Many polls ask the general public, without checking for actual voters (or they accept people’s statement that they are registered voters (and people lie)). And the whole population leans more Democratic than just actual voters. So it’s more likely that the people get polled but don’t actually vote are Democratic voters. So that means Republicans are more likely to exceed polling numbers.

This. Pollsters, for the most part, have a better understanding of polling than most posters in this thread are giving them credit for. They aren’t helplessly making the same mistake year after year and powerless to do anything about it.

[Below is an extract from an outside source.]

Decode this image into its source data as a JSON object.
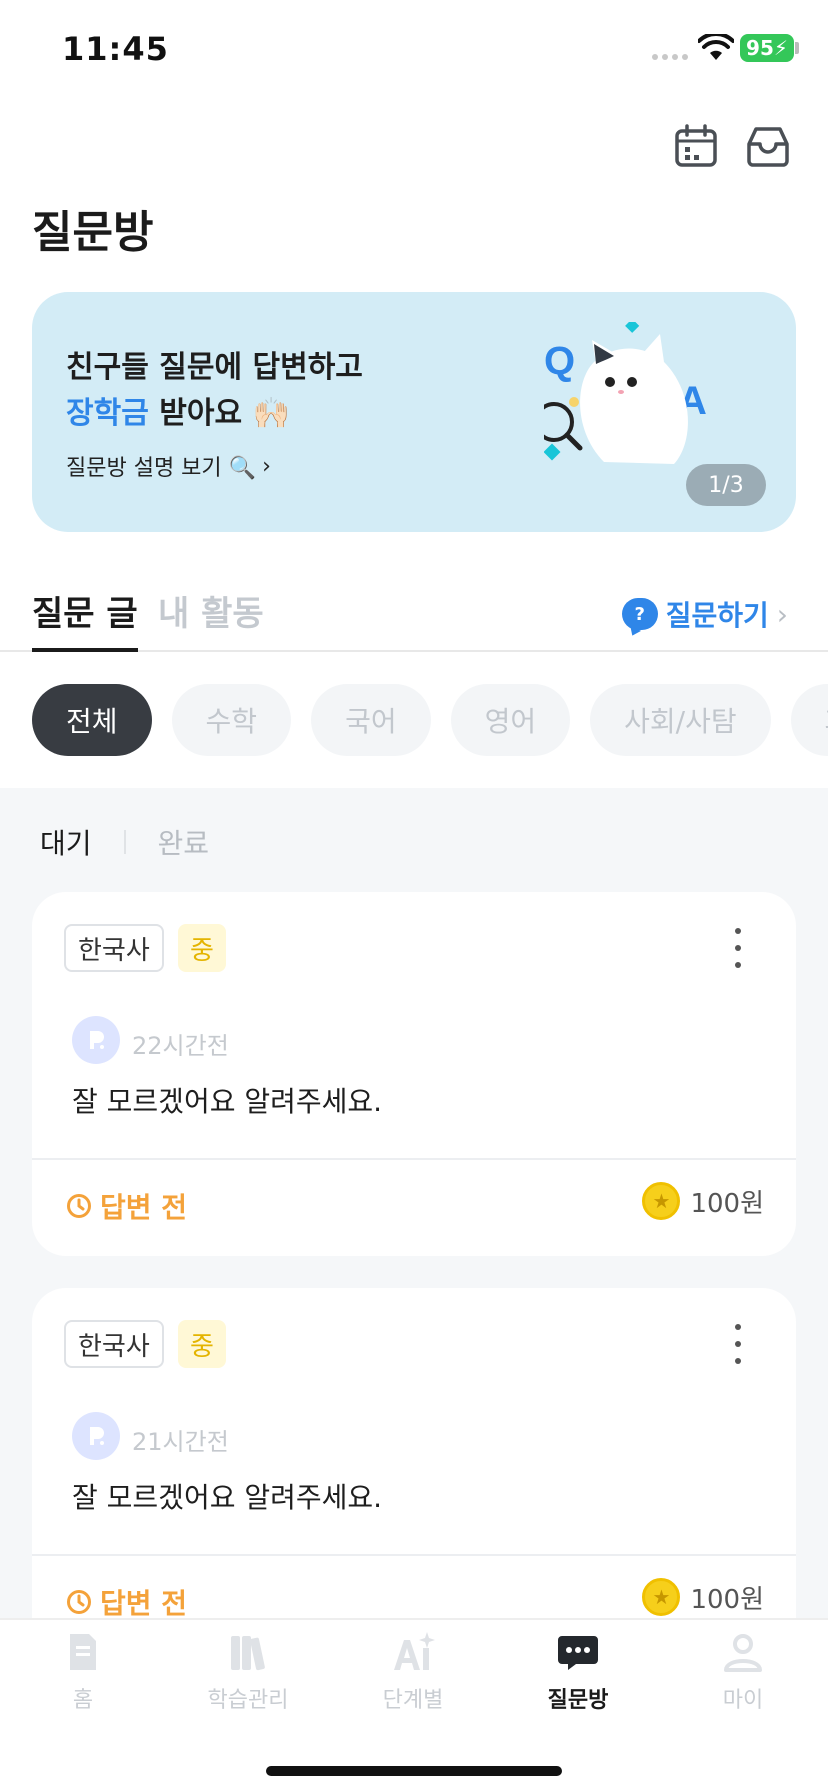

But the bias tends to shift unpredictably from election to election. Polls had a pro-Republican bias in 2012, for example. They’ve also had a pro-Republican bias in elections so far in 2017 and 2018. We strongly encourage readers to remember that polling error can occur in both directions and that it’s almost impossible to predict which direction in advance.12 There have been cases, such as in last year’s U.K. general election, in which pollsters overcompensated for past errors and introduced new ones that caused polls to miss in the opposite direction. Over the long run, U.S. election polls have had very little overall bias toward either Democrats or Republicans.

My bold.

There’s no need to to twist yourself into knots to explain something that doesn’t exist. And there’s really no need to do so by starting with a foundation of clearly false statements,

e.g.

Your wish is granted. :slight_smile: (well, sort of. Not a landslide, but better Dem results than expected — in some places, much better — except in a few states like New York and Florida).